A “quantitative and time‐/sequence‐dependent” model COVID‐19.—The natural history of COVID‐19 caused by SARS‐CoV‐2 is extremely variable, ranging from asymptomatic infection, to pneumonia, and to complications eventually fatal. We propose here the first model, explaining how the outcome of first, crucial 10‐15 d after infection, hangs on the balance between the cumulative dose of viral exposure and the efficacy of the local innate immune response (natural IgA and IgM antibodies, MBL). If SARS‐CoV‐2 overcomes this first‐line immune barrier and rapidly spreads from the upper airways to the alveoli, then it can replicate with no resistance into the lungs, before a strong adaptive immune defense is established. When high‐affinity IgM and IgG antibodies are produced, the consequent severe inflammation damages the lungs and triggers mediator cascades (complement, coagulation, and cytokine storm) leading to complications that may be fatal. Strenuous exercise and high flow air in the incubation days and early stages of COVID‐19 facilitate direct penetration of the viral particles, acquired from the aerosol exhaled by other infected atletes or re‐inhaled together with the athlete's own infected aerosol (viral auto‐inhalation hypothesis), to the lower airways and the alveoli, without impacting on the airway mucosae covered by neutralizing antibodies. This allows the virus to bypass the efficient immune barriers of young and healthy athletes. In conclusion, whether the virus or the adaptive immune response reaches the lungs first is a crucial factor deciding the destiny of the patient

9.3. Second stage: recover or complications

If a relatively low number of virus particles reach the alveoli after the establishment and expansion of an efficient adaptive immune response, the patient will probably never require oxygen and will not undergo relevant complications.

By contrast, if the virus infects the alveoli early enough (i.e., already 7 days from the infection or 2‐3 from the first symptoms), the probability of a better replication in the lung is higher. When the specific response is established, massive amounts of the virus can interact with massive amounts of antibodies with high affinity. Under these circumstances, immunopathology may contribute to tissue damage and organ failure according to the following events:

  1. The classical pathway of complement can be activated by immunocomplexes formed by SARS‐CoV‐2 and specific IgG or IgM. Complement activation causes the release of pro‐inflammatory, vasoactive, and chemoattractant components that increase local inflammation;

  2. the lectin pathway of complement may be activated by virus‐IgA immunocomplexes, through MBL binding to both viral N‐glycan and IgA;

  3. activation of MBL‐associated MASP may cause thrombin activation and triggering of coagulation. Both classic and lectin pathways of complement activation on the external membrane of infected cells releasing viruses may cause deposition of late complement factors and formation of the membrane attack complex causing cell damage and release of cellular components;

  4. non‐neutralizing specific IgG and IgA binding the virus may concur to increased infection and inflammation as a consequence of antibody‐dependent enhancement (ADE) of infectivity. Ig with low affinity or non‐neutralizing effect may cause infection and activation of macrophages via Fc receptors. In addition, Ig binding to the S protein of SARS‐CoV‐2 may cause its conformational changes that make the binding to the ACE‐2 receptor more effective for the viral fusion with the cell membrane.

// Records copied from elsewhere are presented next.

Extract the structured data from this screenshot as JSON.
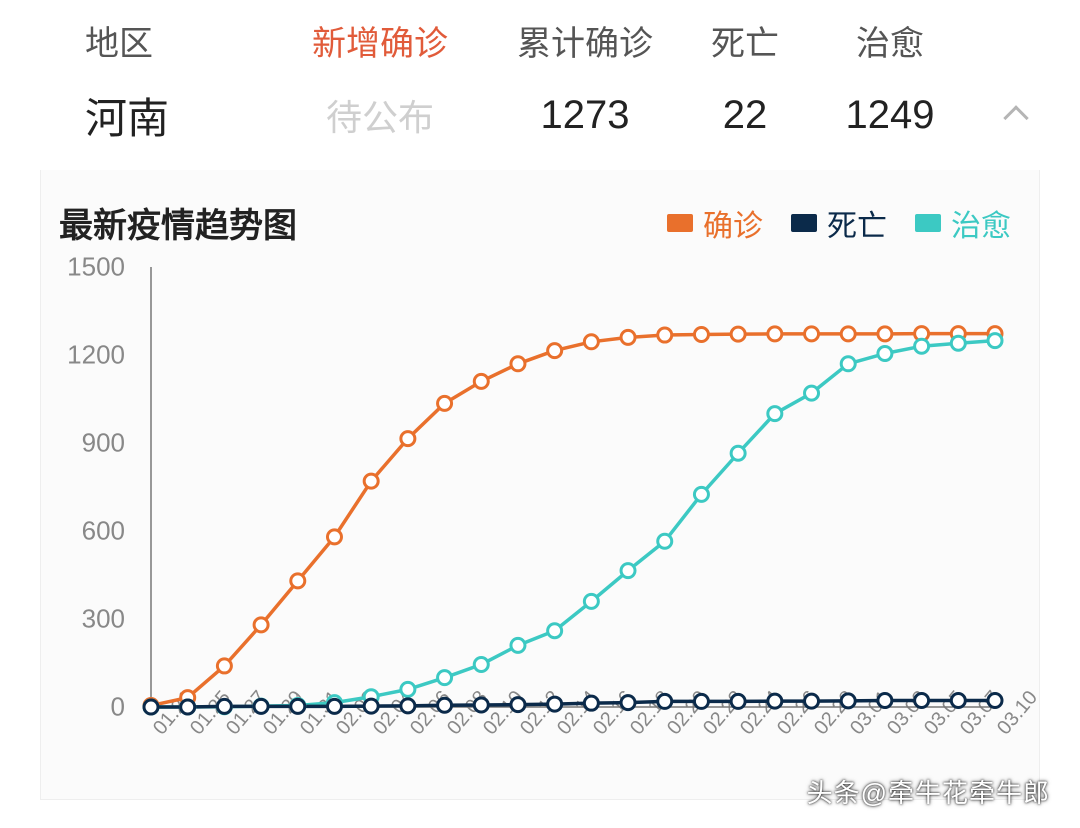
{
  "table": {
    "headers": {
      "region": "地区",
      "new_confirmed": "新增确诊",
      "total_confirmed": "累计确诊",
      "deaths": "死亡",
      "cured": "治愈"
    },
    "row": {
      "region": "河南",
      "new_confirmed": "待公布",
      "total_confirmed": "1273",
      "deaths": "22",
      "cured": "1249"
    },
    "colors": {
      "header_highlight": "#e15b3a",
      "pending_text": "#cfcfcf"
    }
  },
  "chart": {
    "title": "最新疫情趋势图",
    "type": "line",
    "background_color": "#fbfbfb",
    "axis_color": "#777777",
    "label_color": "#888888",
    "title_fontsize": 34,
    "label_fontsize": 26,
    "xlabel_fontsize": 20,
    "line_width": 3.5,
    "marker_radius": 7,
    "marker_fill": "#ffffff",
    "ylim": [
      0,
      1500
    ],
    "ytick_step": 300,
    "yticks": [
      0,
      300,
      600,
      900,
      1200,
      1500
    ],
    "x_categories": [
      "01.21",
      "01.25",
      "01.27",
      "01.29",
      "01.31",
      "02.02",
      "02.04",
      "02.06",
      "02.08",
      "02.10",
      "02.12",
      "02.14",
      "02.16",
      "02.18",
      "02.20",
      "02.22",
      "02.24",
      "02.26",
      "02.28",
      "03.01",
      "03.03",
      "03.05",
      "03.07",
      "03.10"
    ],
    "legend": [
      {
        "key": "confirmed",
        "label": "确诊",
        "color": "#e9702c"
      },
      {
        "key": "deaths",
        "label": "死亡",
        "color": "#0b2a4a"
      },
      {
        "key": "cured",
        "label": "治愈",
        "color": "#3cc9c3"
      }
    ],
    "series": {
      "confirmed": {
        "color": "#e9702c",
        "values": [
          5,
          32,
          140,
          280,
          430,
          580,
          770,
          915,
          1035,
          1110,
          1170,
          1215,
          1245,
          1260,
          1268,
          1270,
          1271,
          1272,
          1272,
          1272,
          1272,
          1273,
          1273,
          1273
        ]
      },
      "deaths": {
        "color": "#0b2a4a",
        "values": [
          0,
          0,
          2,
          2,
          2,
          2,
          3,
          4,
          6,
          7,
          8,
          10,
          13,
          15,
          19,
          19,
          19,
          20,
          20,
          21,
          22,
          22,
          22,
          22
        ]
      },
      "cured": {
        "color": "#3cc9c3",
        "values": [
          0,
          0,
          1,
          3,
          5,
          15,
          35,
          60,
          100,
          145,
          210,
          260,
          360,
          465,
          565,
          725,
          865,
          1000,
          1070,
          1170,
          1205,
          1230,
          1240,
          1249
        ]
      }
    }
  },
  "watermark": "头条@牵牛花牵牛郎"
}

The local high concentration of cytokines and chemokines that contribute to recruitment of inflammatory cells and vasodilatation permits serum natural Igs and MBL to maintain a vicious circle of inflammation with complement activation and immunocomplex deposition. In this light, it cannot be excluded that MBL‐ or IgM‐mediated immunocomplexes contribute to activation of platelets or tissue factor leading to coagulation and micro‐thrombosis that have been described in COVID‐19 patients with acute RF. In this phase of the disease, natural IgM and MBL that circulate in serum may have no protective role, but rather may contribute to tissue damage. Moreover, during this second phase of the disease, the adaptive response is also progressively on the increase. This may be one side protective against further virus spread in the lungs, but may also reinforce the immunologic and coagulation cascades provoking complications.

Mannose‐binding lectin binds to polymeric IgA and initiates complement cascade, a defense against invading pathogens in mucosal immunity. Polymeric IgA also has a role in activating lectin‐mediated complement signaling.

The complement cascade links the innate and the adaptive immune system, protecting against invading pathogens during the first phase of the diseases. In this sense, Ab‐mediated complement activation flows in parallel between MBL and C1q. Additionally, it can boost pro‐inflammatory effects of IgA deposition with the same mechanism that is supposed to occur in the glomerulus and results in renal injury.

10. IMPLICATIONS FOR DIAGNOSIS, PUBLIC HEALTH, AND CLINICAL INTERVENTION

10.1. Words of caution

The model of the interaction between the immune system and SARS‐CoV‐2 in humans is only a first attempt to produce a synthesis of what is known today. The extremely rapid acquisition of knowledge will allow correcting and improving this model very soon. However, the model can be relevant for diagnosis and intervention. The considerations listed below will require further investigation and validation and are open to evidence‐based modifications before they can be part of shared guidelines for the prevention, surveillance, and control of COVID‐19. Moreover, the implications for treatment are reported as examples of possible consequences of the model. Evidence‐based medicine should also apply for COVID‐19 patients, so that “new” or off‐label drugs or treatment regimens should only be given in a clinical study context, following approval by relevant national or international agencies. However, we believe that these points are first priorities for an intensive and focused clinically oriented research.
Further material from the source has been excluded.